Minister of Mines, Industries and Technological Development
- In office 4 January 2019 – 21 January 2023
- Prime Minister: Joseph Ngute
- Preceded by: Ernest Ngwaboubou
- Succeeded by: Fuh Calistus Gentry (acting)

Personal details
- Born: 13 November 1971 Mokolo [fr], Mbang [fr], Kadey, Cameroon
- Died: 21 January 2023 (aged 51) Yaoundé, Cameroon
- Party: CPDM
- Education: National School of Administration and Magistracy University of Douala University of Yaoundé II Institut national de la jeunesse et des sports [fr]
- Occupation: Tax auditor

= Gabriel Dodo Ndoke =

Cameronian auditor and politician (1971–2023)

Gabriel Dodo Ndoke (13 November 1971 – 21 January 2023) was a Cameroonian tax auditor and politician of the Cameroon People's Democratic Movement.
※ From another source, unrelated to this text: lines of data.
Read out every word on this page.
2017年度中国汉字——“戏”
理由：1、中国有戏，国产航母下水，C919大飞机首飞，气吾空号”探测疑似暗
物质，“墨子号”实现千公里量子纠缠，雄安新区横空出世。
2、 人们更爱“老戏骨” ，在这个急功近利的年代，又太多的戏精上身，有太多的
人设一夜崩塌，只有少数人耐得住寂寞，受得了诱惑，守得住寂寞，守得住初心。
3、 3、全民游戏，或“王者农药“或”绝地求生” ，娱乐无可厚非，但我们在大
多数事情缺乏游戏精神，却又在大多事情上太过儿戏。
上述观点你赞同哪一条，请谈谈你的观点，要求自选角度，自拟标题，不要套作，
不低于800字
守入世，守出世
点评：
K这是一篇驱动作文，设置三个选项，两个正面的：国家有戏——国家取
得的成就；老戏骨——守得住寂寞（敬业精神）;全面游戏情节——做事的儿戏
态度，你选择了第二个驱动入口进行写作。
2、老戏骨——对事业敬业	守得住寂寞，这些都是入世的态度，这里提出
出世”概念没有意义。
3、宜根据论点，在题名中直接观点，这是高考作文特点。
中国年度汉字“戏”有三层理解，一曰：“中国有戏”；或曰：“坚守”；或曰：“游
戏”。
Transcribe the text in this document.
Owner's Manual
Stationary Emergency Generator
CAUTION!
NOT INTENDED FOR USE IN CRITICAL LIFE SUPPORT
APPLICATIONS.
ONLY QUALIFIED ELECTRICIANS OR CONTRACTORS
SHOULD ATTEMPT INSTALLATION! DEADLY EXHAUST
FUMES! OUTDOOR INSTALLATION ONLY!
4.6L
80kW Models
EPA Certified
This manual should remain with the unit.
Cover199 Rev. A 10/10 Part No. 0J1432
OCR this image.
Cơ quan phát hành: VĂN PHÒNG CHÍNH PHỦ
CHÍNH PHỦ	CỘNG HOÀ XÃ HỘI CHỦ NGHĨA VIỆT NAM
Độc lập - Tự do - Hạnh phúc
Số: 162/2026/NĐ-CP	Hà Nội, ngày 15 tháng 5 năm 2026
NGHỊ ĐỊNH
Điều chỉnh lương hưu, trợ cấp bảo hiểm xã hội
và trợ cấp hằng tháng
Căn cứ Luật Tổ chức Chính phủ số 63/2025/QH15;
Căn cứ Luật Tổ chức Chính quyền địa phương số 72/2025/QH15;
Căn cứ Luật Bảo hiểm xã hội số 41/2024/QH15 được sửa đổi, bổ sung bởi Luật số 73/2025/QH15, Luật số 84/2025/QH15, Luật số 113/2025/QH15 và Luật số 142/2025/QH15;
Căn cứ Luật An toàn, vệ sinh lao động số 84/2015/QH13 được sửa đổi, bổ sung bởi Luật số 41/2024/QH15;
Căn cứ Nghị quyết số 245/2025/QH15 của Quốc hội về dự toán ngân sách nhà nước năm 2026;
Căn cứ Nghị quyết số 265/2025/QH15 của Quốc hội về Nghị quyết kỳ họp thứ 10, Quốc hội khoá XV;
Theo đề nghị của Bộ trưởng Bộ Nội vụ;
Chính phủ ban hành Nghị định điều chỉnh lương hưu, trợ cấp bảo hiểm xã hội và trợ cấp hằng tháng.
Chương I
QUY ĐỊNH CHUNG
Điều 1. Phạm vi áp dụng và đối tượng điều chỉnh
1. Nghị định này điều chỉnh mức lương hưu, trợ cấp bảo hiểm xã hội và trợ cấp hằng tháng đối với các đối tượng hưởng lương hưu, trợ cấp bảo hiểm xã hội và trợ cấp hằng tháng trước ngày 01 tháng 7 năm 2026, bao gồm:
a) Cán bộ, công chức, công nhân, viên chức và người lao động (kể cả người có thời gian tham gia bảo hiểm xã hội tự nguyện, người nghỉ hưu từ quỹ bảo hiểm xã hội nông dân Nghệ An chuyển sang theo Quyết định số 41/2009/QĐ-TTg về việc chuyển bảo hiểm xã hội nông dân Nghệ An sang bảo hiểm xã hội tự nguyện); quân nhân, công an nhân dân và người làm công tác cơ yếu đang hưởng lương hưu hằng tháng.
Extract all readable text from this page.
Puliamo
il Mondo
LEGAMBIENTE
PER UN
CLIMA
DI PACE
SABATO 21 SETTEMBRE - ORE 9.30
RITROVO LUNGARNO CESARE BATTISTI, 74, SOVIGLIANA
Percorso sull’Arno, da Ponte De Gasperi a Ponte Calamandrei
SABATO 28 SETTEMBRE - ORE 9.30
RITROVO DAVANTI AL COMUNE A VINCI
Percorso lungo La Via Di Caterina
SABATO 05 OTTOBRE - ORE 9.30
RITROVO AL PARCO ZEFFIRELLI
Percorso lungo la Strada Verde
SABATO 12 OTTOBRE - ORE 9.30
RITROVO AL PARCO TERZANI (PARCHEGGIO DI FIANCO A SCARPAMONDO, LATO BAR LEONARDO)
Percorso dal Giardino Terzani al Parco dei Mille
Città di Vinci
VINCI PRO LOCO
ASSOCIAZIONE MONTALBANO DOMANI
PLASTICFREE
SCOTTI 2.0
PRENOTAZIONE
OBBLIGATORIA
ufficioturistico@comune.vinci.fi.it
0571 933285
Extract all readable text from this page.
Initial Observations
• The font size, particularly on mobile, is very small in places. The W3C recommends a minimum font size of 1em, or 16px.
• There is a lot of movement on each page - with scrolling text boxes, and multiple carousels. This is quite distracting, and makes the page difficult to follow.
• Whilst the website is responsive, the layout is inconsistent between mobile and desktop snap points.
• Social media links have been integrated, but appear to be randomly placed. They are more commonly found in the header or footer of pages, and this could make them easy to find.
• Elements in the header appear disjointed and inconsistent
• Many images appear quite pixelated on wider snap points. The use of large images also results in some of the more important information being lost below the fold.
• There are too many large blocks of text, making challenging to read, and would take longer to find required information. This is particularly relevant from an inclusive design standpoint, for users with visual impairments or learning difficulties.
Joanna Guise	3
He served as Minister of Mines, Industries and Technological Development from 2019 to 2023.

==Biography==
Dodo was born in Mokolo on 13 November 1971. In 1997, he graduated from the Francophone University of Yaoundé II and earned a master's degree in private law from the same university three years later. He then attended the National School of Administration and Magistracy and the University of Douala. After his marriage, he became the father of seven children.

Dodo became a government official in 2002 as a tax auditor in the East Region. He then held several other positions in the public administration. From 2003 to 2005, he headed the tax office in Bertoua and later head of a divisional tax service in Douala from 2005 to 2007. In 2011, he was appointed Deputy Director of Budget, Equipment and Maintenance at the Ministry of Public Service and Administrative Reform.

On 4 January 2019, Dodo was appointed Minister of Mines, Industries and Technological Development in Joseph Ngute's government. On 8 December 2022, he was elected chairman of the board of directors of the Organisation Africaine de la Propriété Intellectuelle.
==Death==
Dodo Ndoke died in Yaoundé on 21 January 2023, at the age of 51.